Enterprise AI Unveiling: Exposing Artificial Intelligence Agents in Various Industries through Labubu Blind Boxes
In today's digital landscape, the use of artificial intelligence (AI) has been on a steady rise across various sectors, from retail to healthcare, financial services, and public sector. This rapid integration of AI has brought about a new set of challenges, particularly concerning the security and management of non-human identities (NHIs).
According to recent reports, the use of AI in federal agencies has more than doubled in the last year, with approximately 50% of use cases developed in-house. Meanwhile, over 90% of retail and consumer packaged goods companies are using or evaluating AI today. In the financial services sector, AI adoption in federally regulated institutions in Canada is projected to reach 70% by 2026.
However, this widespread adoption of AI comes with hidden risks. NHIs, such as service accounts, bots, application credentials, or ML model access keys, often operate with elevated privileges and long-lived credentials without traditional protections like multi-factor authentication. Many remain invisible, unmonitored, or unmanaged, creating significant security blind spots that attackers exploit to gain unauthorized access, escalate privileges, and move laterally within networks.
One of the primary concerns regarding AI is the management of credentials and secrets. Stale or orphaned NHIs with unrotated secrets or excessively long credential expiration periods create windows of opportunity for cyberattacks. Examples include unused storage accounts, secrets exposed after employee offboarding, and vaults with unused access policies. These unmanaged credentials increase the risk of compromise, data leakage, or disruption of automated workflows.
The sheer volume of NHIs—outnumbering human identities sometimes by 40 to 80 times—complicates identity and access management (IAM). Traditional IAM approaches designed for human users are inadequate when applied to dynamic, machine-driven environments like Kubernetes clusters or AI agents. Automated scaling and ephemeral compute instances require advanced, automated, and centralized secrets management and policy enforcement.

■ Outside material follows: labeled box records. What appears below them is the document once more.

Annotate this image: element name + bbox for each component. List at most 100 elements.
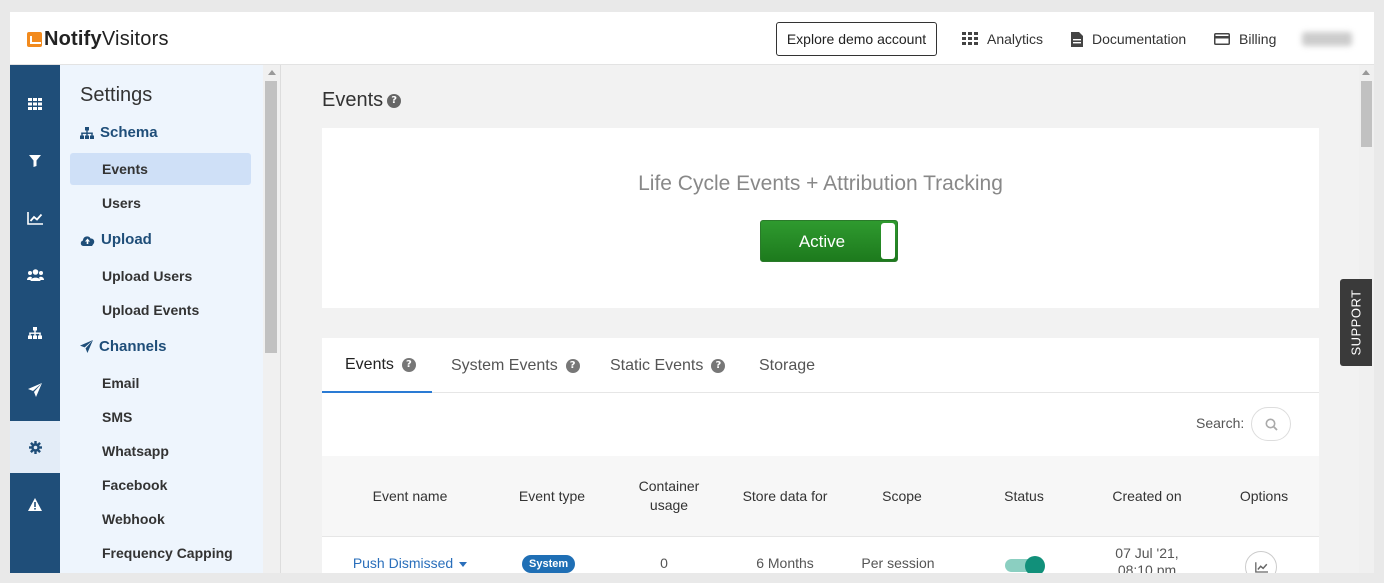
sidebar-active-highlight: [70, 153, 251, 185]
nav-documentation-label: Documentation: [1092, 31, 1187, 47]
help-icon[interactable]: ?: [401, 357, 416, 372]
column-header[interactable]: Scope: [852, 487, 952, 506]
logo-icon: [27, 32, 42, 47]
created-on-date: 07 Jul '21,: [1115, 545, 1179, 561]
tab-storage[interactable]: Storage: [759, 338, 815, 393]
column-header[interactable]: Created on: [1092, 487, 1202, 506]
rail-filter[interactable]: [10, 135, 60, 187]
scroll-up-arrow-icon[interactable]: [268, 70, 276, 75]
sidebar-item-upload-events[interactable]: Upload Events: [102, 302, 199, 318]
lifecycle-heading: Life Cycle Events + Attribution Tracking: [638, 172, 1003, 195]
help-icon[interactable]: ?: [711, 358, 726, 373]
sidebar-scrollbar[interactable]: [263, 65, 281, 573]
column-header[interactable]: Store data for: [730, 487, 840, 506]
nav-analytics[interactable]: Analytics: [962, 31, 1043, 47]
analytics-option-button[interactable]: [1245, 551, 1277, 573]
logo-text-regular: Visitors: [101, 28, 169, 50]
sidebar-item-events[interactable]: Events: [102, 161, 148, 177]
rail-schema[interactable]: [10, 307, 60, 359]
sidebar-item-email[interactable]: Email: [102, 375, 139, 391]
rail-users[interactable]: [10, 249, 60, 301]
search-button[interactable]: [1251, 407, 1291, 441]
tab-static-events[interactable]: Static Events ?: [610, 338, 726, 393]
main-scroll-thumb[interactable]: [1361, 81, 1372, 147]
sidebar-scroll-thumb[interactable]: [265, 81, 277, 353]
search-icon: [1265, 418, 1278, 431]
nav-documentation[interactable]: Documentation: [1071, 31, 1186, 47]
sidebar-item-sms[interactable]: SMS: [102, 409, 132, 425]
chart-line-icon: [1254, 561, 1268, 573]
support-tab[interactable]: SUPPORT: [1340, 279, 1372, 366]
sidebar-item-upload-users[interactable]: Upload Users: [102, 268, 192, 284]
scroll-up-arrow-icon[interactable]: [1362, 70, 1370, 75]
tab-events-label: Events: [345, 355, 394, 373]
user-menu[interactable]: [1302, 32, 1352, 46]
column-header[interactable]: Container usage: [629, 477, 709, 515]
paper-plane-icon: [80, 340, 93, 353]
tab-storage-label: Storage: [759, 356, 816, 374]
chart-line-icon: [27, 211, 43, 225]
status-toggle[interactable]: [1005, 556, 1045, 573]
events-panel: Events ? System Events ? Static Events ?…: [322, 338, 1319, 573]
search-label: Search:: [1196, 415, 1245, 431]
tab-bar: Events ? System Events ? Static Events ?…: [322, 338, 1319, 393]
event-name-link[interactable]: Push Dismissed: [353, 555, 467, 571]
container-usage-cell: 0: [660, 555, 668, 571]
paper-plane-icon: [28, 383, 42, 397]
page-title: Events ?: [322, 89, 402, 112]
tab-system-events-label: System Events: [451, 356, 558, 374]
lifecycle-active-toggle[interactable]: Active: [760, 220, 898, 262]
lifecycle-toggle-label: Active: [798, 232, 846, 251]
column-header[interactable]: Status: [974, 487, 1074, 506]
icon-rail: [10, 65, 60, 573]
tab-events[interactable]: Events ?: [322, 338, 432, 393]
column-header[interactable]: Event name: [350, 487, 470, 506]
rail-analytics[interactable]: [10, 192, 60, 244]
sidebar-section-label: Channels: [99, 338, 167, 355]
page-title-text: Events: [322, 89, 384, 111]
sidebar-item-users[interactable]: Users: [102, 195, 141, 211]
sitemap-icon: [80, 126, 94, 139]
rail-settings[interactable]: [10, 421, 60, 473]
column-header[interactable]: Event type: [502, 487, 602, 506]
cloud-upload-icon: [80, 235, 95, 246]
sidebar-item-webhook[interactable]: Webhook: [102, 511, 165, 527]
top-bar: NotifyVisitors Explore demo account Anal…: [10, 12, 1374, 65]
store-data-cell: 6 Months: [756, 555, 814, 571]
app-window: NotifyVisitors Explore demo account Anal…: [10, 12, 1374, 573]
logo[interactable]: NotifyVisitors: [27, 28, 169, 51]
event-name-cell: Push Dismissed: [350, 555, 470, 571]
sidebar-section-label: Schema: [100, 124, 158, 141]
table-header: Event name Event type Container usage St…: [322, 456, 1319, 536]
rail-alerts[interactable]: [10, 478, 60, 530]
explore-demo-button[interactable]: Explore demo account: [776, 22, 937, 56]
sitemap-icon: [28, 327, 42, 339]
sidebar-item-frequency-capping[interactable]: Frequency Capping: [102, 545, 233, 561]
help-icon[interactable]: ?: [565, 358, 580, 373]
rail-campaigns[interactable]: [10, 364, 60, 416]
sidebar-section-channels: Channels: [80, 338, 167, 355]
nav-billing-label: Billing: [1239, 31, 1277, 47]
tab-system-events[interactable]: System Events ?: [451, 338, 580, 393]
nav-analytics-label: Analytics: [987, 31, 1044, 47]
sidebar-item-whatsapp[interactable]: Whatsapp: [102, 443, 169, 459]
sidebar-section-upload: Upload: [80, 231, 152, 248]
settings-sidebar: Settings Schema Events Users Upload Uplo…: [60, 65, 263, 573]
sidebar-section-schema: Schema: [80, 124, 158, 141]
created-on-cell: 07 Jul '21, 08:10 pm: [1092, 545, 1202, 573]
event-type-badge: System: [522, 555, 576, 573]
sidebar-section-label: Upload: [101, 231, 152, 248]
lifecycle-card: Life Cycle Events + Attribution Tracking…: [322, 128, 1319, 308]
help-icon[interactable]: ?: [387, 93, 402, 108]
grid-icon: [28, 98, 42, 110]
tab-static-events-label: Static Events: [610, 356, 704, 374]
sidebar-item-facebook[interactable]: Facebook: [102, 477, 167, 493]
column-header[interactable]: Options: [1222, 487, 1306, 506]
sidebar-title: Settings: [80, 84, 153, 106]
created-on-time: 08:10 pm: [1117, 562, 1177, 573]
support-label: SUPPORT: [1348, 289, 1364, 356]
nav-billing[interactable]: Billing: [1214, 31, 1276, 47]
warning-icon: [28, 497, 42, 511]
credit-card-icon: [1214, 33, 1230, 45]
rail-dashboard[interactable]: [10, 78, 60, 130]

Organizations face a fragmented landscape of tools targeting partial aspects of NHI management. This fragmentation leads to inconsistent governance, lack of lifecycle management, and gaps in auditability and compliance, which are crucial in regulated industries such as healthcare and financial services.
In sectors like healthcare and public services, mishandled NHIs can lead to unauthorized access to sensitive data, jeopardizing privacy and regulatory compliance. In financial services and retail, exploited NHIs can facilitate fraud or disrupt supply chains and customer-facing systems. Manufacturing environments also risk sabotage or operational downtime by compromised automated controls or machine identities.
To address these challenges, an interactive webinar titled "Guess Who IAM" is being held on August 26. Inspired by the thrill of unboxing a rare Labubu and the deductive fun of the classic Guess Who board game, the webinar aims to help identify and secure invisible workforces.
Daniel Watts, SLED Industry Product Marketing Manager at Okta, and LaRel Rogers, Senior Product Marketing Manager for Okta's Federal business, are involved in creating cohesive messaging and content for the webinar. Their expertise in developing strategic messaging that showcases how Identity solutions can address the unique challenges facing state and local government, educational institutions, and federal businesses will undoubtedly make this webinar an invaluable resource for anyone looking to secure their AI-driven environments.
References:
- Mitigating the Risks of Non-Human Identities
- The Hidden Risks of Non-Human Identities
- Okta Blog: The Hidden Risks of Non-Human Identities
- The Hidden Risks of Non-Human Identities in the Public Sector
- Okta Blog: The Hidden Risks of Non-Human Identities in Financial Services
- In the digital realm, the rise of artificial intelligence (AI) has ignited a new wave of challenges, particularly in managing the security and identity of non-human identities (NHIs).
- The proliferation of AI across various industries, such as retail, healthcare, financial services, and public sector, has been swift, with an increase in AI usage leading to hidden risks.
- NHIs, including service accounts, bots, application credentials, ML model access keys, and more, often operate with elevated privileges, posing significant security blind spots that attackers leverage for unauthorized access.
- The management of NHIs is a primary concern, as stale or orphaned NHIs, unused storage accounts, and secrets exposed after employee offboarding can create windows of opportunity for cyberattacks.
- Advanced and automated secrets management and policy enforcement is crucial for handling the complexity of managing the sheer volume of NHIs, both in dynamic, machine-driven environments and traditional IAM approaches.
- Organizations face a fragmented landscape in addressing the challenges posed by NHIs, with inconsistent governance, lack of lifecycle management, and gaps in auditability and compliance being common issues, especially in regulated industries.
- To secure AI-driven environments, an interactive webinar titled "Guess Who IAM" is being held on August 26, offering strategies to identify and secure invisible workforces, featuring experts from OKTA, including Daniel Watts and LaRel Rogers.